Mamet sudah selesai membantu divisi lain dan saat ini sedang menyortir dokumen. Masa bekerja dari rumah yang diberlakukan adalah dua minggu sambil melihat situasi dan kondisi. Namun kami berjaga-jaga atas semua kemungkinan. Tugas Mamet adalah membuat salinan dokumen hardcopy dan menyimpannya di server yang bisa diakses bersama-sama.

"Semua sudah di cloud ya, Kak. Seenggaknya kita masih bisa melihat dokumen secara meskipun dari rumah." Mamet meluruskan kaki dan menyenderkan punggung.

DJ masuk beberapa menit kemudian. Terlihat sama lelahnya dengan Mamet, dia seperti zombie yang kekurangan makanan. DJ habis membantu tim gudang untuk menyusun barang dan produk. Jangan bayangkan gudang perusahaan kami seperti gudang kecil di rumah. Ukurannya hampir separuh lapangan bola. Itu sebabnya mereka butuh banyak bantuan tenaga.
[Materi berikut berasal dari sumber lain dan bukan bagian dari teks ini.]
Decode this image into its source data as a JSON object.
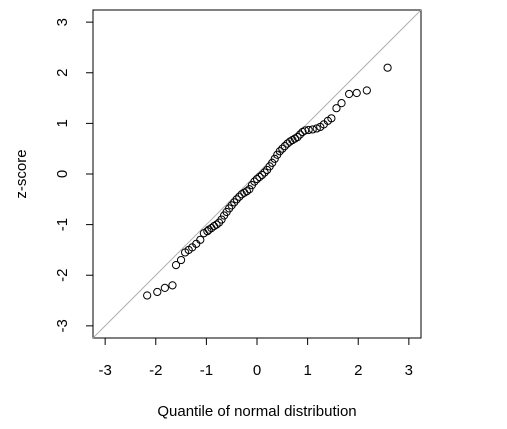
{
  "chart_data": {
    "type": "scatter",
    "xlabel": "Quantile of normal distribution",
    "ylabel": "z-score",
    "xlim": [
      -3.24,
      3.24
    ],
    "ylim": [
      -3.24,
      3.24
    ],
    "xticks": [
      -3,
      -2,
      -1,
      0,
      1,
      2,
      3
    ],
    "yticks": [
      -3,
      -2,
      -1,
      0,
      1,
      2,
      3
    ],
    "reference_line": true,
    "color": "#000000",
    "x": [
      -2.17,
      -1.97,
      -1.82,
      -1.67,
      -1.6,
      -1.5,
      -1.42,
      -1.35,
      -1.28,
      -1.2,
      -1.12,
      -1.05,
      -0.98,
      -0.95,
      -0.9,
      -0.85,
      -0.8,
      -0.75,
      -0.7,
      -0.65,
      -0.6,
      -0.55,
      -0.5,
      -0.45,
      -0.4,
      -0.35,
      -0.3,
      -0.25,
      -0.2,
      -0.15,
      -0.1,
      -0.05,
      0,
      0.05,
      0.1,
      0.15,
      0.2,
      0.25,
      0.3,
      0.35,
      0.4,
      0.45,
      0.5,
      0.55,
      0.6,
      0.65,
      0.7,
      0.75,
      0.8,
      0.85,
      0.9,
      0.95,
      1.02,
      1.1,
      1.18,
      1.25,
      1.32,
      1.4,
      1.47,
      1.57,
      1.67,
      1.82,
      1.97,
      2.17,
      2.58
    ],
    "y": [
      -2.4,
      -2.33,
      -2.25,
      -2.2,
      -1.8,
      -1.7,
      -1.55,
      -1.5,
      -1.45,
      -1.38,
      -1.3,
      -1.17,
      -1.13,
      -1.1,
      -1.07,
      -1.03,
      -1.0,
      -0.96,
      -0.9,
      -0.82,
      -0.75,
      -0.68,
      -0.62,
      -0.56,
      -0.5,
      -0.45,
      -0.4,
      -0.37,
      -0.34,
      -0.3,
      -0.22,
      -0.15,
      -0.1,
      -0.06,
      -0.02,
      0.03,
      0.08,
      0.15,
      0.22,
      0.3,
      0.38,
      0.45,
      0.5,
      0.55,
      0.6,
      0.64,
      0.67,
      0.7,
      0.73,
      0.78,
      0.83,
      0.86,
      0.87,
      0.88,
      0.9,
      0.93,
      0.98,
      1.05,
      1.1,
      1.3,
      1.4,
      1.58,
      1.6,
      1.65,
      2.1
    ]
  }
}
"Gue butuh kafein." DJ mengacak rambutnya yang hari ini berantakan lalu bergegas ke pantry.

"Kak, kenapa kemarin pindah?" tanya Mamet yang kali ini mulai merapikan meja.

"Kamu sehat, Met?" Aku tidak mendengar pertanyaan Mamet dan malah terpana melihat anak itu.

Meja Mamet adalah tempat paling berantakan di kantor ini. Seolah-olah setiap hari diterjang tornado, barang-barangnya berserakan di mana-mana. Aku selalu takut mendekati meja anak itu, kalau-kalau ada binatang bersembunyi di bawah tumpukan kertas dan barang.

Cleaning Service sebenarnya membantu mengelap meja, tetapi mereka tidak berani memindahkan kertas dan barang karena Mamet selalu marah jika benda-bendanya bergeser. Aneh tetapi ajaib, meskipun berantakan, dia hafal lokasi barang-barangnya. Kecuali tentu saja beberapa dokumen yang menurutnya hilang.

"Sehat, dong. Astaga! Ini dia dokumen yang aku cari!" Berseru kegirangan anak itu saat melihat dokumen kontrak magangnya.

"Kamu sempat kehilangan dokumen itu?" tanyaku heran.

"Ternyata ada di bawah tumpukan ini." Cengiran lebar terlihat di wajah anak itu. Tetapi itu tidak lama ketika ada sesuatu yang merangkak keluar dari bawah timbunan kertasnya.

"Kecoakkk! Mamaaa!" Jeritan Mamet membahana sampai aku terlonjak.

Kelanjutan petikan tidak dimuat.